Stiles was about to say something sarcastic – that Scott’s interest was only piqued because he’d had his fill of Allison during the weekend and he was sated enough that the rest of the world around him was finally entering his vision – but he swallowed it down. Scott would get that woebegone look in his eyes, and he would be sorry and he would apologize, but he wouldn’t get it, not really, and it would only happen again.
“Just needed time to process it,” he said lamely. “You know. It’s Derek Hale.”
“Yeah, I mean. Yeah. Derek Hale,” Scott said. “Why did he ask you out?”
“Why did he ask me out?” Stiles repeated.
“Yeah. Why did he ask you out? Did he say he likes you or something?”
"He said he wanted to get to know me better.”
“Oh,” Scott said. “Huh.”
The "huh" said it all. Obviously, Scott thought there was more to it than that.
And although that had been the very first thought to pop into his mind, and it was still there, that niggling suspicion that maybe this was some elaborate gag designed to humiliate him, it hurt that Scott would be thinking along the same line.
Stiles didn’t bother to say that things far more implausible had happened, like Allison being attracted to Scott, because that was way below the belt. And it wasn’t true. Scott was a great guy. He just wasn’t being a great friend right now.
“I need to go,” Stiles said, pulling himself up from his seat and grabbing his bag, trying to ignore that feeling he got every time his low worth was confirmed.
"But I just got here," Scott said, bewildered. "And I have pizza rolls. You always eat my pizza rolls."
"I need to go do something," Stiles said.
"Do what?"
"Something. "
He left before Scott could say anything else, tossing his lunch bag into the trashcan.
Derek was waiting for him after the final bell. “Hey,” he said.
"Hey," Stiles said, a trifle wearily.
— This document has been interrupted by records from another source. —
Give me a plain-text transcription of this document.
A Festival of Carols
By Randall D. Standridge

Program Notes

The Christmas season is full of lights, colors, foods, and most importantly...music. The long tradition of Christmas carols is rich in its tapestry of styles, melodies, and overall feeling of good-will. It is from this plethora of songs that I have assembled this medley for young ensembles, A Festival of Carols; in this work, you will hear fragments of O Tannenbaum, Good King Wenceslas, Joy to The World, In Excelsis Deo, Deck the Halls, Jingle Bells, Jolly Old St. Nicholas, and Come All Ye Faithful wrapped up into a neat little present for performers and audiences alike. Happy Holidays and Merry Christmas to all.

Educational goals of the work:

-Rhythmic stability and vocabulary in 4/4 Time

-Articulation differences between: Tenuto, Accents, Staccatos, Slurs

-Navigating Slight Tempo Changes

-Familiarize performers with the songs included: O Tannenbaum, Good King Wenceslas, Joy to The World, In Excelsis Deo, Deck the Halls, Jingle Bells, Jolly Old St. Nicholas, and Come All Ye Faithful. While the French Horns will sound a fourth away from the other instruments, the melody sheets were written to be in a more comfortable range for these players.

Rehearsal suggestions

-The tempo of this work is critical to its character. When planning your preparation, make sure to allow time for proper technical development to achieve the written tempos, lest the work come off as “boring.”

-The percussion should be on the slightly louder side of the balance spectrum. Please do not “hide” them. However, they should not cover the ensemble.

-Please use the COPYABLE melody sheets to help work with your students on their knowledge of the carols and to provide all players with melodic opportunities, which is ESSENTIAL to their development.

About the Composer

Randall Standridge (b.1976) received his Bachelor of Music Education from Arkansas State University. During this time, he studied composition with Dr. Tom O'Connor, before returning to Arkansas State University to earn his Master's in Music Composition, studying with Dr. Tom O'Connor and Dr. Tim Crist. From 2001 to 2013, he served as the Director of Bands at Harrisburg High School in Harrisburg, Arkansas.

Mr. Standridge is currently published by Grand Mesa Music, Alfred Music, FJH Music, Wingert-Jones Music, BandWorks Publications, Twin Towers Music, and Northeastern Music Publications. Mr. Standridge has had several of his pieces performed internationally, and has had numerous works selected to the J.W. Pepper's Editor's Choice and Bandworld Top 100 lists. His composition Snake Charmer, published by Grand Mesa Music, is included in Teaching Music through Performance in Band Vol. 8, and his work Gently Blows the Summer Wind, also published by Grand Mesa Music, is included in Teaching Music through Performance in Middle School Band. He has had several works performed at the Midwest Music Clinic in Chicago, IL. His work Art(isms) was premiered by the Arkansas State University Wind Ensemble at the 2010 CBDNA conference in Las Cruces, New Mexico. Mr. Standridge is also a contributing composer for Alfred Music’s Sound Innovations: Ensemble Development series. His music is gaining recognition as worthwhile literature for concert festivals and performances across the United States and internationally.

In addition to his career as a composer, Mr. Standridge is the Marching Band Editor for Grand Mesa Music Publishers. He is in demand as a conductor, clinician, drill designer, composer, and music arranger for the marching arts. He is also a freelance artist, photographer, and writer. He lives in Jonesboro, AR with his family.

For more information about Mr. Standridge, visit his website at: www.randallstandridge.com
It was still incredibly bizarre, being around Derek and having conversations with him, when 24 hours ago, they had been complete strangers. Or to be more precise, he had been a complete stranger to Derek. Students milled about around them, and he had to withdraw his elbows from getting in the way.
“You okay?” Derek asked.
“Uh, yeah. Why wouldn't I be?”
Derek looked at him for a moment before shrugging. “How does Rudy’s sound?” he said.
“Actually,” Stiles said slowly, unable to believe what he was about to say next. “I’d rather not.”
“Okay,” Derek said. “Have any other place in mind?”
“No, I mean. I didn’t want to go anywhere,” Stiles said. “To another restaurant, or a movie, or whatever. I mean, don’t get me wrong, I appreciate you asking me out and taking all that stuff I said last night into consideration instead of ripping my head off. But this is all very new to me and it’d be nice if we could, maybe…take it slow.” He cleared his throat nervously, hating himself for doing this. He snuck a look at Derek, scared of what his reaction would be. “Is that okay with you?”
“Yeah,” Derek said. “Of course.”
“Really? You’d be okay with that?”
"Stiles," Derek said gently and his heart fluttered.
They were looking at each other now.
“I’m sorry about the crappy date and for acting that way last night. That's not who I am. And I'd just be grateful for the chance to make it up to you," Derek said. "So yeah, whatever you're comfortable with.”
He spoke so earnestly that Stiles was momentarily speechless.
"Okay?" Derek said, with a smile.
And despite himself, Stiles found himself smiling back. "Yeah, I'd like that."